Introduction
The Indian Taxation Code defines Tax Deducted at Source (TDS) as a sort of advance tax that is taken out of an individual’s or an organization’s profits before the money is actually credited to that entity’s account. By enforcing the TDS laws on both individual and corporate incomes, the government is able to raise money. The Central Board of Direct Taxes is in charge of and oversees TDS rules and regulations under the Income Tax Act of 1961. (CBDT).
The phrase “Tax Deducted at Source” means that the payee or employer withholds the tax prior to making a payment to the recipient, as the name would imply. Both regularly earned income and income earned sporadically or irregularly are subject to tax deducted at source. TDS is therefore applicable to a variety of incomes, including but not limited to interest, rent, professional fees, commission, salary and commission.
Benefits of TDS payment
Since TDS is due on earnings, it’s vital to remember that the obligation to pay TDS only applies in the event that earnings really occur. TDS is subtracted before payments are made. On payments made in cash, check or credit, deductions must be made. The TDS-deducted money is then deposited with additional government organisations.
TDS payment has a number of benefits including the following:
● Tax evasion is stopped by removing TDS at the source.
● Taxes are properly and promptly collected.
● Many people are included in the tax net.
● The government receives a consistent stream of income from TDS collection.
Statement for TDS from Salaries Form 24Q
For the TDS deducted on salary pursuant to Section 192 of the Income Tax Act, 1961, eTDS forms prepared using Gen TDS software are submitted using Form 24Q. The deductor is required to submit this form on a quarterly basis. It contains information like salary paid and TDS withheld from employees by the firm.
There are two annexures included with Form 24Q:
Annexure-I and Annexure-II. The information about the deductor, deductees and challans is included in Annexure-I and the information about the deductees’ salaries is included in Annexure-II.
Both the annexure’s submission deadlines are different. For each of the four quarters of the fiscal year, the deductor must provide Annexure-I, but Annexure-II is not required.
Form 26Q
This form must be completed in order to declare in detail a citizen’s TDS returns. This form is based on their non-salary payments. People who live and work in India and are citizens of India must fill out the declaration form. According to subsection (3) of section 200 of the Income Tax Act of 1961, this form must be submitted. The declaration form can be filled out using the following sections as a guide: sections 193, 194, 194A, 194BB, 194C, 194D, 194EE, 194F, 194G, 194H, 194I, 194J, 194LA, and regulation 31A. Whether the deductor is government or non-government must be specified on the form. PAN citation is required for non-government taxpayers. “PANNOTREQD” must be written on the form in the case of government deductors.
Form 27D
This is a Certificate for tax that is collected at source under Section 206C of the Income Tax Act of 1961. TCS is essentially the tax that the seller collects from the buyer of certain goods when the seller debits the amount payable to the buyer’s account or when the seller receives the amount from the buyer in the form of a check, cash, demand draught, or other forms of payment for selling certain prescribed goods as per Section 206C (1) for the purpose of business and not for personal use. As stated in the form for: Alcoholic Liquor intended for human consumption, TCS is payable.
Form 27EQ – TCS Statement (Tax Collected at Source)

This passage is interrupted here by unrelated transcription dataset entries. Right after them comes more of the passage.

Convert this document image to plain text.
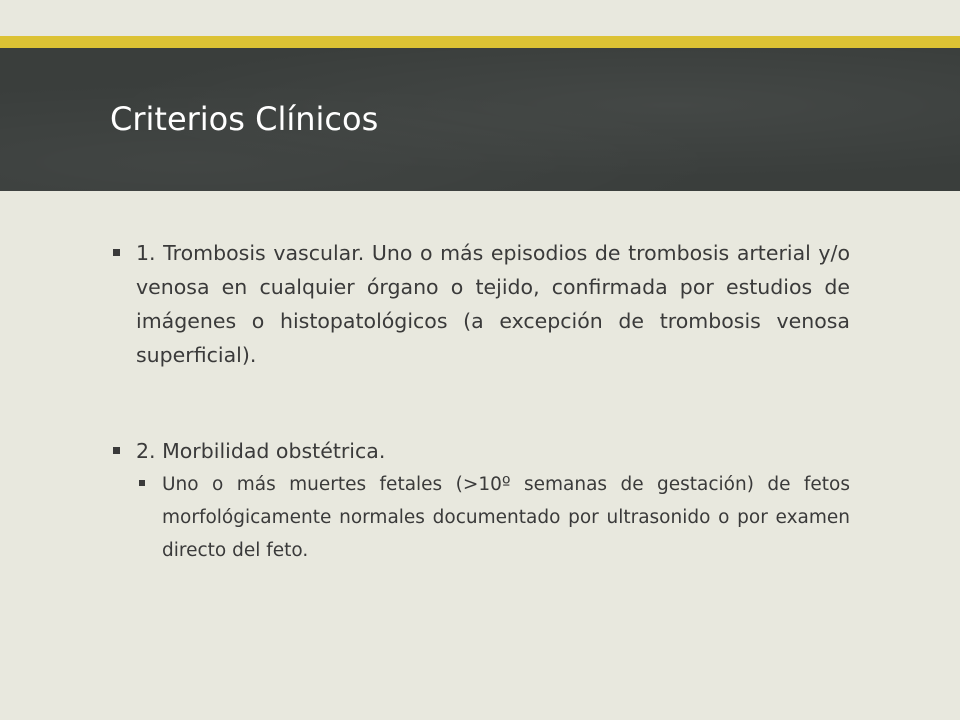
Criterios Clínicos
1. Trombosis vascular. Uno o más episodios de trombosis arterial y/o venosa en cualquier órgano o tejido, confirmada por estudios de imágenes o histopatológicos (a excepción de trombosis venosa superficial).
2. Morbilidad obstétrica.
Uno o más muertes fetales (>10º semanas de gestación) de fetos morfológicamente normales documentado por ultrasonido o por examen directo del feto.
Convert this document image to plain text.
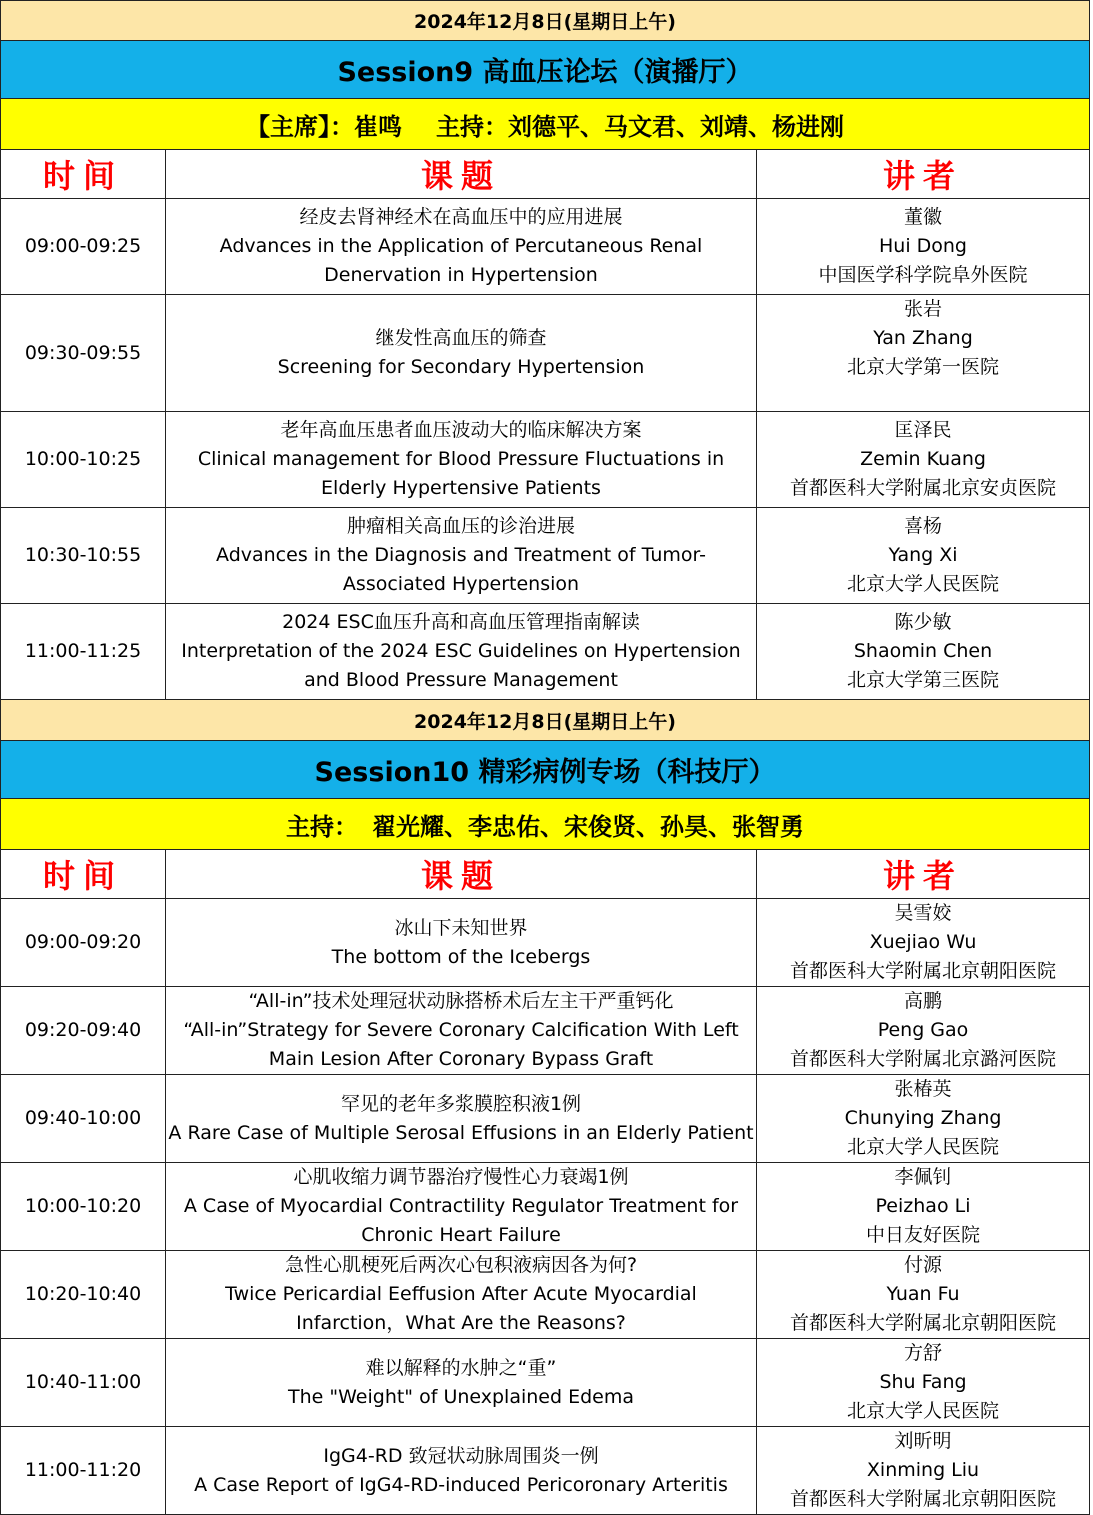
2024年12月8日(星期日上午)		
Session9 高血压论坛（演播厅）		
【主席】：崔鸣 主持：刘德平、马文君、刘靖、杨进刚		
时间	课题	讲者
09:00-09:25	经皮去肾神经术在高血压中的应用进展
Advances in the Application of Percutaneous Renal
Denervation in Hypertension	董徽
Hui Dong
中国医学科学院阜外医院

09:30-09:55	继发性高血压的筛查
Screening for Secondary Hypertension	张岩
Yan Zhang
北京大学第一医院

10:00-10:25	老年高血压患者血压波动大的临床解决方案
Clinical management for Blood Pressure Fluctuations in
Elderly Hypertensive Patients	匡泽民
Zemin Kuang
首都医科大学附属北京安贞医院

10:30-10:55	肿瘤相关高血压的诊治进展
Advances in the Diagnosis and Treatment of Tumor-
Associated Hypertension	喜杨
Yang Xi
北京大学人民医院

11:00-11:25	2024 ESC血压升高和高血压管理指南解读
Interpretation of the 2024 ESC Guidelines on Hypertension
and Blood Pressure Management	陈少敏
Shaomin Chen
北京大学第三医院

2024年12月8日(星期日上午)		
Session10 精彩病例专场（科技厅）		
主持： 翟光耀、李忠佑、宋俊贤、孙昊、张智勇		
时间	课题	讲者
09:00-09:20	冰山下未知世界
The bottom of the Icebergs	吴雪姣
Xuejiao Wu
首都医科大学附属北京朝阳医院

09:20-09:40	“All-in”技术处理冠状动脉搭桥术后左主干严重钙化
“All-in”Strategy for Severe Coronary Calcification With Left
Main Lesion After Coronary Bypass Graft	高鹏
Peng Gao
首都医科大学附属北京潞河医院

09:40-10:00	罕见的老年多浆膜腔积液1例
A Rare Case of Multiple Serosal Effusions in an Elderly Patient	张椿英
Chunying Zhang
北京大学人民医院

10:00-10:20	心肌收缩力调节器治疗慢性心力衰竭1例
A Case of Myocardial Contractility Regulator Treatment for
Chronic Heart Failure	李佩钊
Peizhao Li
中日友好医院

10:20-10:40	急性心肌梗死后两次心包积液病因各为何?
Twice Pericardial Eeffusion After Acute Myocardial
Infarction，What Are the Reasons?	付源
Yuan Fu
首都医科大学附属北京朝阳医院

10:40-11:00	难以解释的水肿之“重”
The "Weight" of Unexplained Edema	方舒
Shu Fang
北京大学人民医院

11:00-11:20	IgG4-RD 致冠状动脉周围炎一例
A Case Report of IgG4-RD-induced Pericoronary Arteritis	刘昕明
Xinming Liu
首都医科大学附属北京朝阳医院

- The quarterly statement of TCS that details the TDS made pursuant to Section 206C of the Income Tax Act of 1961 is referred to as Form 27EQ. It may also be referred to as the Tax Collected at Source Statement (TCS).

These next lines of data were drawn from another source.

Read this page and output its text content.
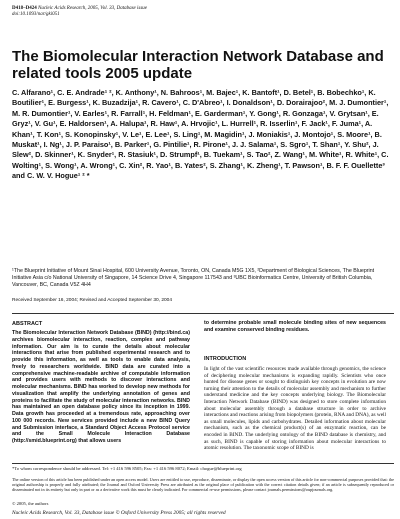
D418–D424 Nucleic Acids Research, 2005, Vol. 33, Database issue
doi:10.1093/nar/gki051
The Biomolecular Interaction Network Database and related tools 2005 update
C. Alfarano¹, C. E. Andrade¹ ², K. Anthony¹, N. Bahroos¹, M. Bajec¹, K. Bantoft¹, D. Betel¹, B. Bobechko¹, K. Boutilier¹, E. Burgess¹, K. Buzadzija¹, R. Cavero¹, C. D'Abreo¹, I. Donaldson¹, D. Dorairajoo², M. J. Dumontier¹, M. R. Dumontier¹, V. Earles¹, R. Farrall¹, H. Feldman¹, E. Garderman¹, Y. Gong¹, R. Gonzaga¹, V. Grytsan¹, E. Gryz¹, V. Gu¹, E. Haldorsen¹, A. Halupa¹, R. Haw¹, A. Hrvojic¹, L. Hurrell¹, R. Isserlin¹, F. Jack¹, F. Juma¹, A. Khan¹, T. Kon¹, S. Konopinsky¹, V. Le¹, E. Lee¹, S. Ling¹, M. Magidin¹, J. Moniakis¹, J. Montojo¹, S. Moore¹, B. Muskat¹, I. Ng¹, J. P. Paraiso¹, B. Parker¹, G. Pintilie¹, R. Pirone¹, J. J. Salama¹, S. Sgro¹, T. Shan¹, Y. Shu², J. Slew², D. Skinner¹, K. Snyder¹, R. Stasiuk¹, D. Strumpf¹, B. Tuekam¹, S. Tao², Z. Wang¹, M. White¹, R. White¹, C. Wolting¹, S. Wong¹, A. Wrong¹, C. Xin², R. Yao¹, B. Yates², S. Zhang¹, K. Zheng¹, T. Pawson¹, B. F. F. Ouellette³ and C. W. V. Hogue¹ ² *
¹The Blueprint Initiative of Mount Sinai Hospital, 600 University Avenue, Toronto, ON, Canada M5G 1X5, ²Department of Biological Sciences, The Blueprint Initiative Asia c/o National University of Singapore, 14 Science Drive 4, Singapore 117543 and ³UBC Bioinformatics Centre, University of British Columbia, Vancouver, BC, Canada V5Z 4H4
Received September 16, 2004; Revised and Accepted September 30, 2004
ABSTRACT
The Biomolecular Interaction Network Database (BIND) (http://bind.ca) archives biomolecular interaction, reaction, complex and pathway information. Our aim is to curate the details about molecular interactions that arise from published experimental research and to provide this information, as well as tools to enable data analysis, freely to researchers worldwide. BIND data are curated into a comprehensive machine-readable archive of computable information and provides users with methods to discover interactions and molecular mechanisms. BIND has worked to develop new methods for visualization that amplify the underlying annotation of genes and proteins to facilitate the study of molecular interaction networks. BIND has maintained an open database policy since its inception in 1999. Data growth has proceeded at a tremendous rate, approaching over 100 000 records. New services provided include a new BIND Query and Submission interface, a Standard Object Access Protocol service and the Small Molecule Interaction Database (http://smid.blueprint.org) that allows users
to determine probable small molecule binding sites of new sequences and examine conserved binding residues.
INTRODUCTION
In light of the vast scientific resources made available through genomics, the science of deciphering molecular mechanisms is expanding rapidly. Scientists who once hunted for disease genes or sought to distinguish key concepts in evolution are now turning their attention to the details of molecular assembly and mechanism to further understand medicine and the key concepts underlying biology. The Biomolecular Interaction Network Database (BIND) was designed to store complete information about molecular assembly through a database structure in order to archive interactions and reactions arising from biopolymers (protein, RNA and DNA), as well as small molecules, lipids and carbohydrates. Detailed information about molecular mechanism, such as the chemical product(s) of an enzymatic reaction, can be encoded in BIND. The underlying ontology of the BIND database is chemistry, and as such, BIND is capable of storing information about molecular interactions to atomic resolution. The taxonomic scope of BIND is
*To whom correspondence should be addressed. Tel: +1 416 596 8505; Fax: +1 416 596 8072; Email: chogue@blueprint.org
The online version of this article has been published under an open access model. Users are entitled to use, reproduce, disseminate, or display the open access version of this article for non-commercial purposes provided that: the original authorship is properly and fully attributed; the Journal and Oxford University Press are attributed as the original place of publication with the correct citation details given; if an article is subsequently reproduced or disseminated not in its entirety but only in part or as a derivative work this must be clearly indicated. For commercial re-use permissions, please contact journals.permissions@oupjournals.org.
© 2005, the authors
Nucleic Acids Research, Vol. 33, Database issue © Oxford University Press 2005; all rights reserved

- TCS is the tax that the merchant has collected. When a customer buys certain goods or commodities, the seller collects tax from the customer via the TCS method. When the buyer pays with cash, a check, a credit card, a demand draft, or any other kind of payment, this TCS is obtained.
- Every quarter, corporate deductors and collectors must file form 27EQ, and it is required that TAN be provided.
Penalty
● Penalty for filing a late TDS return You will be required to pay a fee of Rs 200 till your return is filed under Section 234E. Until the fine amount equals the amount you are required to pay as TDS, you must pay this for each day of delay.
● Online traces are provided for the 26Q Declaration in the event of Nil Return. However, providing the declaration for nil return is not required.
● If a 24Q return is submitted in one of the quarters but no TDS was deducted in the fourth quarter, the nil return must still be filed.